Do as I do, not as I say.
Do not do what I say, just do what you do.
Do what I say, and as I do, but only when I say so.
Set the example. Eat your peas. Be a good person. Always tell the truth.
My kids are pretty attached to me and that’s not only a nice thing but something I’d never complain about because I know it won’t last. Over time, they have learned that its ok for Daddy to go to work in the morning because he’ll come back at the end of the day. They don’t complain for even a second when I leave in the morning. My wife and I have tried to use that to our advantage anytime we go out without the girls.
For example, if we had a babysitter on a Friday night, all it takes is something like, “Mommy and Daddy have a meeting for work.” No problem. They tell us that we’ll just play when we come home from our meeting.
If we said, “Mommy and Daddy are going to go out to a restaurant and perhaps a movie,” it would be World War 3.
Carte blanche for work-related disappearances and hell hath no fury for everything else.
So we lie…
…and then tell them that they should never lie. I tell myself its for their own good but its really my own good. I can’t stand leaving the house when they are crying hysterically about wanting to come with or even worse, “don’t leave me.” Aren’t we all better off if they are happily playing and waving goodbye while telling us that they’ll see us when when we get home? It certainly feels that way.

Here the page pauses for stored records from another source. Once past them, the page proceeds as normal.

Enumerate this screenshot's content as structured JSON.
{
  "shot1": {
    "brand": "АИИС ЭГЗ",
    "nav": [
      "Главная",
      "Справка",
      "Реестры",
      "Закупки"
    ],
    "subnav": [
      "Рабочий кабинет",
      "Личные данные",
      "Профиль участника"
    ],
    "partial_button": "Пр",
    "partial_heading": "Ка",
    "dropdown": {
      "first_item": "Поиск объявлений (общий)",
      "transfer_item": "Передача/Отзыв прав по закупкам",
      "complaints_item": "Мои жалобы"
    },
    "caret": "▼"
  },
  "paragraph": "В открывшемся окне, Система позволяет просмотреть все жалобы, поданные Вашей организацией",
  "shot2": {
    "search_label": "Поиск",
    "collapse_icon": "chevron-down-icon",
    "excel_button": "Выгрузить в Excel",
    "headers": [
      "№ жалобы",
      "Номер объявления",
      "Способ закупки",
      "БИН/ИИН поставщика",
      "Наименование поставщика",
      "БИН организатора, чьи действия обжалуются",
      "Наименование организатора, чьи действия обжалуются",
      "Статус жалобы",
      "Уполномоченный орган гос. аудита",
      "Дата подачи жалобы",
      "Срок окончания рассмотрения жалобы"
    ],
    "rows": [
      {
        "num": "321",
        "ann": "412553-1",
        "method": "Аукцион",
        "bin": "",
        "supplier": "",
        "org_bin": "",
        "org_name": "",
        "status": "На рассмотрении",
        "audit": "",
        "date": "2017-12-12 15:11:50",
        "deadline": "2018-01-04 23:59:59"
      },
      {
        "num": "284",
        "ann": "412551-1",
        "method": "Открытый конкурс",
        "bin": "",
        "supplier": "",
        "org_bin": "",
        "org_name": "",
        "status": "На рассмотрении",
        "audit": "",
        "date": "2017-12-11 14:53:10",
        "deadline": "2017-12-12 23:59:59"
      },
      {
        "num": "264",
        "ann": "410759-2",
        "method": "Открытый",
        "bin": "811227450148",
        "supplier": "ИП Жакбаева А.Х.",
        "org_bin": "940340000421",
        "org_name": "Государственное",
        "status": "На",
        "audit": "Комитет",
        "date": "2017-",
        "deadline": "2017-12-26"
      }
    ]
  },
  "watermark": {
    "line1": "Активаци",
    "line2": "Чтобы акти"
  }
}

Just the other day, my wife, my sister, her husband, and I literally sneaked out of the house while my father was playing with not only my two kids, but one of my sister’s kids in our basement.
“Mom,” I said, “when they come up, if they ask, just tell them we went to a meeting for work,” as we went to the movies.
I’m not sure what’s worse: the act of lying, or starting to not feel bad about it.